I read a post about women who homestead - specifically, who are building coops for their first chickens - when I was first back from camping and have been thinking about it a lot since then. Aside from the horrible title - the "femivore" sounds like an alien that only eats women - I'm really interested in the story, and it has really got me thinking.
Let me start by saying I'm always suspicious of trendy trends... but this is not the first time I have been doing my own thing only to find that everyone else is doing the same thing too.
Let me also say that I suspect this is not a trend that comes upon a well-educated feminist out of the blue. I'd venture from my own history and from reading blog posts about cool 70s hippie parents who tried out a lot of this stuff back in the day - and grandparents going even farther back (and the "depression ethics" that are emerging now - reuse it, wear it out, do without) - that a lot of the "homestead" movement has its roots in those homemade 70s and also values the slow-food slow living movement that's been building in the last few decades. I know in my case it is both an opportunity to explore what you can do when you are rooted in a big old house after decades of moving around between small apartments and disparate cities; and a reaction to the exponential growth in marketing/consumerism I feel pressing in on me and especially on my kids. Consuming is always about making choices - what I'm trying to find is a balance between choosing what I care to consume, and not throwing away everything as soon as the next shiny new thing presents itself. And after a dual-income city-living period where we pretty much ate out whenever we wanted and bought whatever we wanted, having kids and downsizing one income has forced adjustments to our mental process around consuming.
I suppose I'm also reacting to the kind of busy-ness that you feel when you work in a modern career multi-tasking for 50+ hour workweeks. When my kids were born, I really wanted a break. And I needed a break. And I was doing all this multi-tasking at home suddenly, just to get the laundry done and the dishes done and the meals on the table and the toys picked up, I didn't want a management job on top of that to worry about, and I really didn't want a job that just paid for daycare - when I really wanted to be with my kids. Last week in Pennsylvania Dutch county, how I longed for a simple plain house on a simple plain farm with no tv, no computer - knowing, of course, it takes a simple plain family of 8-10 kids and a whole community around you to keep it going. And I did come home and give the washing machine a gentle pat, because I could not live with just a mangle, no matter how simple it seems.

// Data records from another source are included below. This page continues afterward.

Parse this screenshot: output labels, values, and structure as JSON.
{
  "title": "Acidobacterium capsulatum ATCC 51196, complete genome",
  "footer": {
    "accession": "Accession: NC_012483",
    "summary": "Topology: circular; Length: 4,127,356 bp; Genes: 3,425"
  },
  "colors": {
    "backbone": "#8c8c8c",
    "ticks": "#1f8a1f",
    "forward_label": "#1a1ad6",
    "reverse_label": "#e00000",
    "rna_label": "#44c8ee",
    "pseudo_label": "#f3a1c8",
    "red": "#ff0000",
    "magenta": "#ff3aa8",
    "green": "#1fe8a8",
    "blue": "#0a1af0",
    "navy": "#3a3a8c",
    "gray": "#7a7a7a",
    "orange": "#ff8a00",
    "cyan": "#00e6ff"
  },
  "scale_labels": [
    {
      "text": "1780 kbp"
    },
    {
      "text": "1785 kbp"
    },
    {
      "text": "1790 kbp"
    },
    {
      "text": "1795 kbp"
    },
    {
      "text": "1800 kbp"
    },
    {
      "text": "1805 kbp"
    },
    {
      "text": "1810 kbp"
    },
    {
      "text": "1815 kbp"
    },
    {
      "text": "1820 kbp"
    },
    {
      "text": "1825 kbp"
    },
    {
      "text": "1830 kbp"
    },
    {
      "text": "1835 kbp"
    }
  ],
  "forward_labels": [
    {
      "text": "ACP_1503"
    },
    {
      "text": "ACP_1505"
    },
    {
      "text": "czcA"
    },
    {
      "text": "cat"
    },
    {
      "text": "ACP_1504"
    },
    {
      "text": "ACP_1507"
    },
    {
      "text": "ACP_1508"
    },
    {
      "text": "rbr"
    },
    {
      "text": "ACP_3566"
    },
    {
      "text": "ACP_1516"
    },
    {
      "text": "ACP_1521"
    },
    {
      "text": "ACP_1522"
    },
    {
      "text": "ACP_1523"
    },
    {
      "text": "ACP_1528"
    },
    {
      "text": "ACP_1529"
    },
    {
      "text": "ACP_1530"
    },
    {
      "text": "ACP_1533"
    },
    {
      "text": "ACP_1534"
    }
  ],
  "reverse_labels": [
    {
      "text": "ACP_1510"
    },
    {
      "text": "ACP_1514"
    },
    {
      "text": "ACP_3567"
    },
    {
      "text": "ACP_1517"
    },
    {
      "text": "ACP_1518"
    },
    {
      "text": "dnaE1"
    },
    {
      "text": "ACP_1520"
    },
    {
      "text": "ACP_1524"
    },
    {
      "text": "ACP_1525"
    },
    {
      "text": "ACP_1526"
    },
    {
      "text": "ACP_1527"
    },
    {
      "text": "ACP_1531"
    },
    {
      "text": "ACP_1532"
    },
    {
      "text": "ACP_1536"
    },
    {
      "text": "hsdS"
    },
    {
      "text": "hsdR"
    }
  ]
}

I remember a post from a while back about whether or not it is "honest" to present your life on your blog as if there are no bad days - well, at least no bad days that you document. She never posted about her kids eating fast food, for example - which made the poster wonder if she is just greenwashing her life on her blog - presenting it the way she would like it to be. I responded that I don't want to see posts about bad days - online, in homesteading and crafting blogs, in my friends and their farms, I'm looking for possibilities. I like thinking about life the way I would like it to be - and inching closer and closer. Which doesn't mean I don't also enjoy an evening on the porch with a glass of wine and fireflies, or listening to my son chatter on and on about giants, or any of the other million present moments that fill up our days. Or even a lunch at a fast food place with a playground on a million-degree day where my daughter unexpectedly decides that today is the day she does the slide (I'm looking at you, Chik-fil-A).
So those are my thoughts on finding myself labeled. I agree, but isn't it more complicated - and I'd like to check out that book - from the library :)
Here's the full link: http://www.nytimes.com/2010/03/14/magazine/14fob-wwln-t.html?_r=2.
What do you think? Are you a femivore?